Switching to Svelte

It’s been a good ten years since I switched from nanoc to middleman and it has served me well.

But in the past few years I moved to Tailwind for styling and added some Javascript interactivity and the amount of node modules used increased over time.

Having to update both Ruby gems and Node modules became more cumbersome and chances of something breaking increased over time.

Deploying the site also wasn’t really fast anymore. You’d had to wait several minutes for all the gems/modules to be installed and for Middleman to render the hundreds of pages. I believe the average time the last few deploys was around 03:50.


I’ve been looking for an alternative for a while now and tried the most popular candidates such as Next.js and Eleventy/11ty, but Next.js didn’t spark joy and 11ty was a bit too flexible.

Flexibility is awesome, but it also makes it difficult to start with a “good” structure. Sure there were starter kits, but even picking one of those was difficult with dozens of starter kits that were all slightly different.

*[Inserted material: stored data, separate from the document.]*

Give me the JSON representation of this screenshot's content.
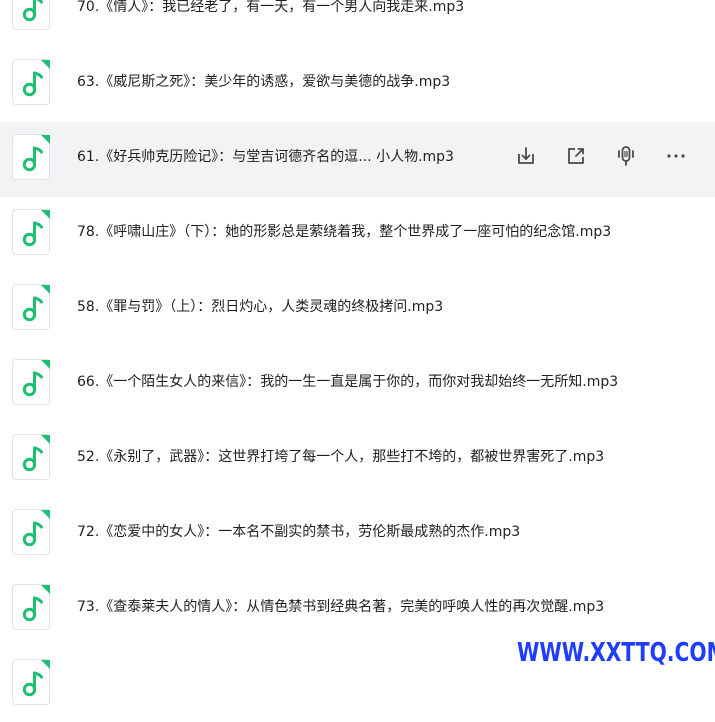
{
  "files": [
    {
      "name": "70.《情人》：我已经老了，有一天，有一个男人向我走来.mp3",
      "icon": "music-file-icon"
    },
    {
      "name": "63.《威尼斯之死》：美少年的诱惑，爱欲与美德的战争.mp3",
      "icon": "music-file-icon"
    },
    {
      "name": "61.《好兵帅克历险记》：与堂吉诃德齐名的逗... 小人物.mp3",
      "icon": "music-file-icon",
      "hovered": true
    },
    {
      "name": "78.《呼啸山庄》（下）：她的形影总是萦绕着我，整个世界成了一座可怕的纪念馆.mp3",
      "icon": "music-file-icon"
    },
    {
      "name": "58.《罪与罚》（上）：烈日灼心，人类灵魂的终极拷问.mp3",
      "icon": "music-file-icon"
    },
    {
      "name": "66.《一个陌生女人的来信》：我的一生一直是属于你的，而你对我却始终一无所知.mp3",
      "icon": "music-file-icon"
    },
    {
      "name": "52.《永别了，武器》：这世界打垮了每一个人，那些打不垮的，都被世界害死了.mp3",
      "icon": "music-file-icon"
    },
    {
      "name": "72.《恋爱中的女人》：一本名不副实的禁书，劳伦斯最成熟的杰作.mp3",
      "icon": "music-file-icon"
    },
    {
      "name": "73.《查泰莱夫人的情人》：从情色禁书到经典名著，完美的呼唤人性的再次觉醒.mp3",
      "icon": "music-file-icon"
    },
    {
      "name": "",
      "icon": "music-file-icon"
    }
  ],
  "row_actions": [
    "download-icon",
    "share-icon",
    "transcribe-icon",
    "more-icon"
  ],
  "watermark": "WWW.XXTTQ.COM",
  "colors": {
    "accent": "#1ebf73",
    "hover_bg": "#f2f3f5",
    "text": "#1f1f1f",
    "icon_gray": "#4a4a4a",
    "watermark": "#1f3cff"
  }
}
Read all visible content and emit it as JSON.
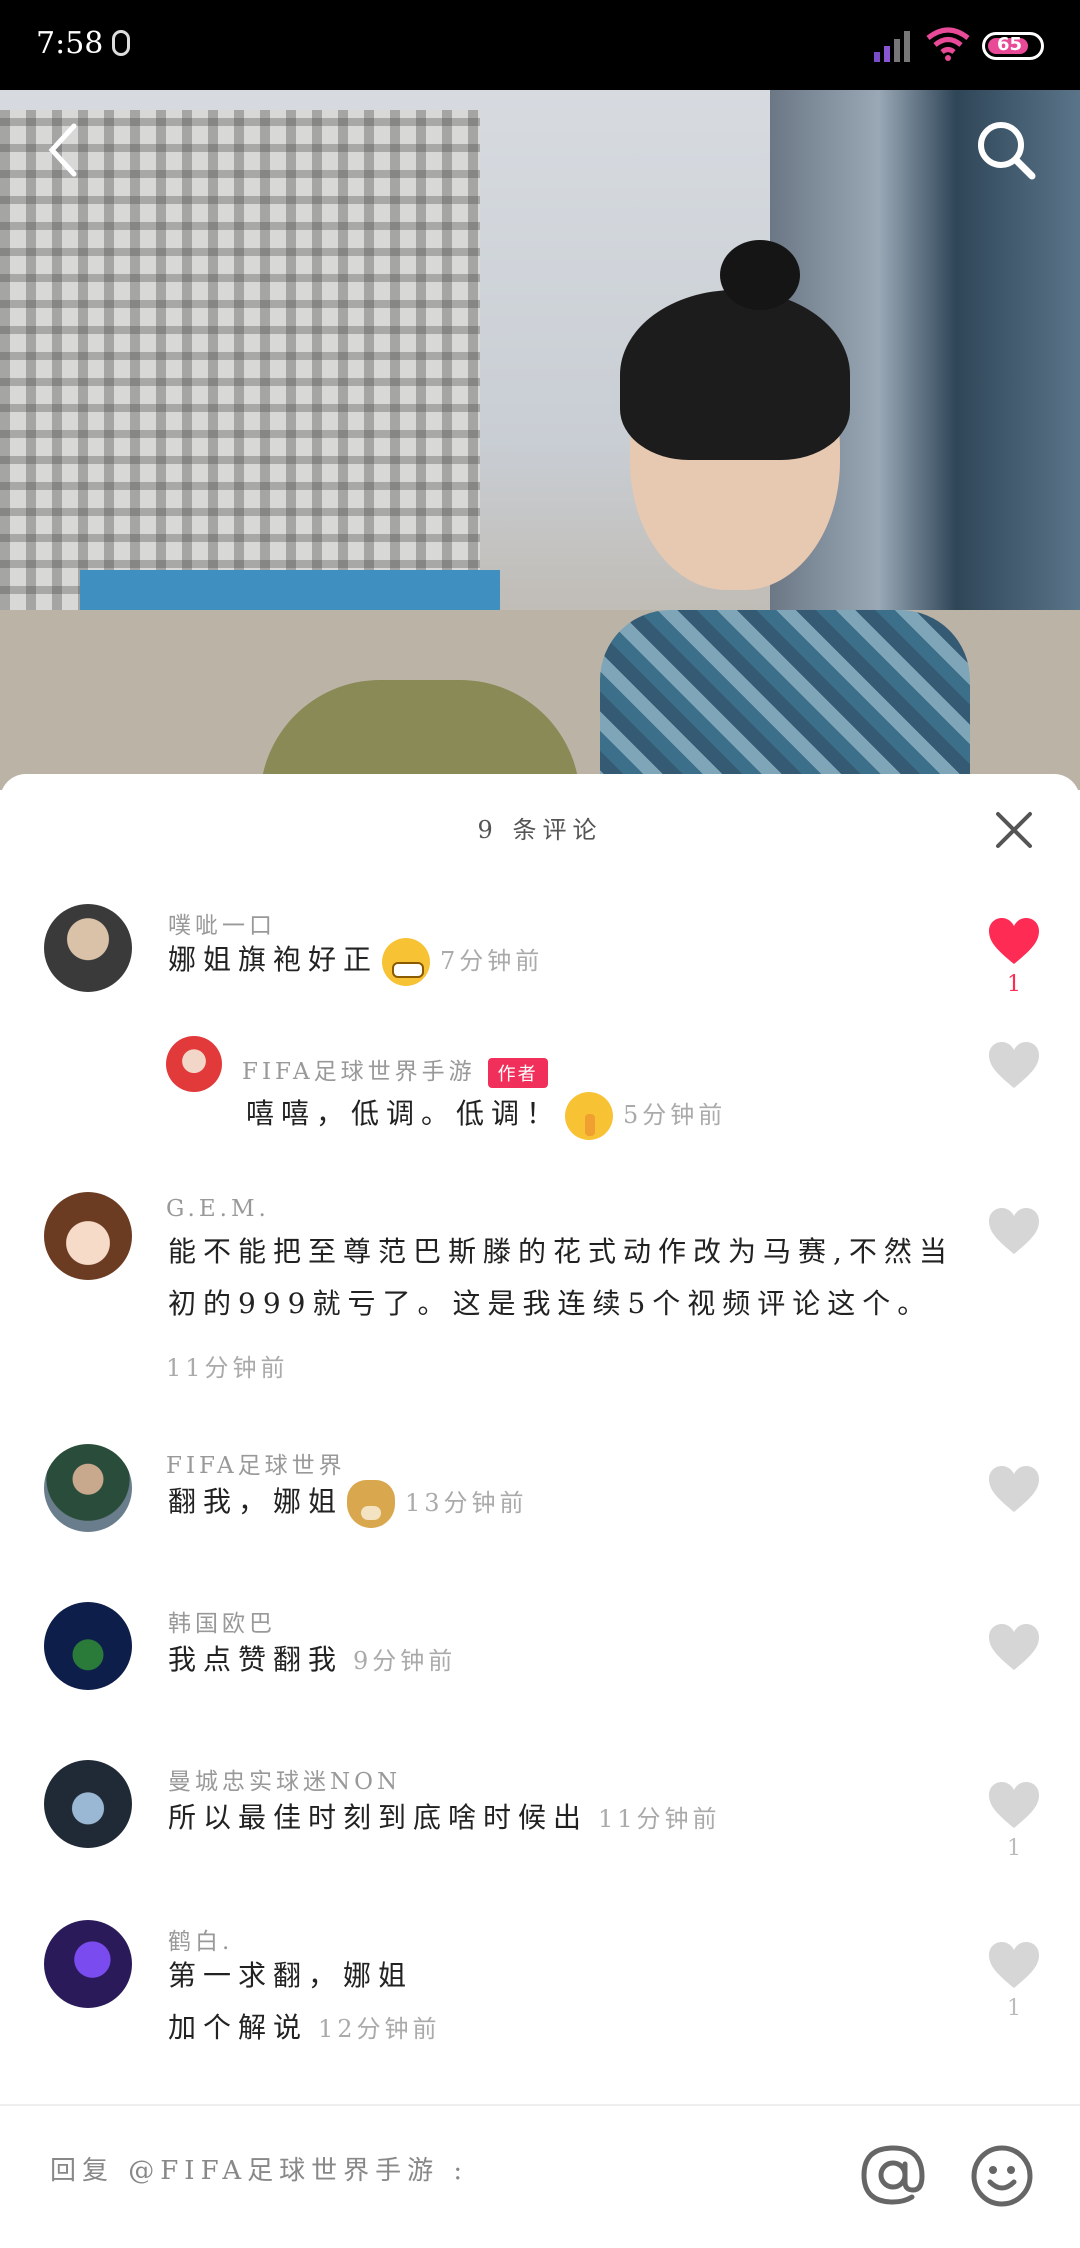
{
  "status_bar": {
    "time": "7:58",
    "battery": "65"
  },
  "video": {
    "back_icon": "chevron-left-icon",
    "search_icon": "search-icon"
  },
  "comments_sheet": {
    "title": "9 条评论",
    "comments": [
      {
        "name": "噗呲一口",
        "text": "娜姐旗袍好正",
        "time": "7分钟前",
        "likes": "1",
        "liked": true
      },
      {
        "name": "FIFA足球世界手游",
        "badge": "作者",
        "text": "嘻嘻，低调。低调！",
        "time": "5分钟前",
        "reply": true
      },
      {
        "name": "G.E.M.",
        "text_line1": "能不能把至尊范巴斯滕的花式动作改为马赛,不然当",
        "text_line2": "初的999就亏了。这是我连续5个视频评论这个。",
        "time": "11分钟前"
      },
      {
        "name": "FIFA足球世界",
        "text": "翻我，娜姐",
        "time": "13分钟前"
      },
      {
        "name": "韩国欧巴",
        "text": "我点赞翻我",
        "time": "9分钟前"
      },
      {
        "name": "曼城忠实球迷NON",
        "text": "所以最佳时刻到底啥时候出",
        "time": "11分钟前",
        "likes": "1"
      },
      {
        "name": "鹤白.",
        "text_line1": "第一求翻，娜姐",
        "text_line2": "加个解说",
        "time": "12分钟前",
        "likes": "1"
      }
    ]
  },
  "reply_bar": {
    "placeholder": "回复 @FIFA足球世界手游 :"
  },
  "colors": {
    "liked": "#fe2c55",
    "unliked": "#d6d6d6",
    "author_badge": "#f0305a"
  }
}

A couple of months ago SvelteKit was released as an early beta version and it immediately got my attention. I’ve been watching svelte videos from on Youtube for a while now and it seemed like a fun language/framework to play with.

Svelte-Kit gave me the structure needed to setup a blog the “official” way, without needing starter kits. Adding my biggest dependency, tailwind, was super easy with the svelte-add library and before I knew it, I was creating components to try and replicate my current site.

As with any new framework, the first few pages progressed fast, but there are a few things to keep in mind when switching.


Another thing to note is that SvelteKit is under active development so things might change or have already changed since writing this.


It took me a while to grasp the concept of server-side rendered pages that were hydrated when loaded. This sounds amazing, but it requires a few hoops to jump through to make sure the right Javascript runs in the right place (e.g. you cant do filesystem stuff in the browser).


Anything read from disk needs to be exposed through and endpoint, that can be consumed on the frontend.

It’s important to properly expose these endpoints. For example I had a postsendpoint that returned posts in a “trip”. This endpoint worked with url params (/posts.json?trip=usa-2020). Which broke other pages, since the output of posts.json is cached for other trips as well. I had to rewrite the filename to [trip].json (usa-2020.json) ,which could then be called and cached during the server-side rendering.

Another thing that bit me a couple of times is the times a layout is rendered. I thought the layout was rendered every time you load a page, (and maybe it is?), but the onMount callback is only called on the first layout render. Which lead to some weird states in my app, where recommended posts were not tied to the current post, making for weird recommendations.


The biggest issue for me was that the npm run dev and npm run buildcommand differ a lot with what they do and things that work fine in development are sudddenly broken when building.

Sometimes a JS lib was not imported properly, or a page link pointed to a non-existing page, crashing the build process. It’s also not always clear what each build adapter actually does.

Build adapters are plugins that are specific to certain build environments. There are build adatapers for Netlify and Vercel, for example. But also more generic adapters for NodeJS and a static adapter.

I think the Netlify adapter uses Netlify Functions to render the page on demand, which for me resulted in 1 second + response times and a lot of function invocations, exactly the opposite of the static site I wanted.

The static adapter, on the other hand, works fine on Vercel, but crashed constantly on Netlify, for example. I still haven’t figured out why, it was just easier to switch to Vercel 🤷.

Development process

Apart from these (small-ish) pitfalls, the development process was really nice and while it took a bit to grasp the concepts of Svelte, it felt really thought-out and easy to use.

The development environment spins up quickly and auto-reloading is a bliss.

Deploying SvelteKit

The build times for production have also gone down to 42 seconds, which is amazing. Though I haven’t converted all the pages yet.

I’ll probably add more posts on how I solved specific problems with SvelteKit in the future, for now feel free to check the source code of this SvelteKit site for inspiration!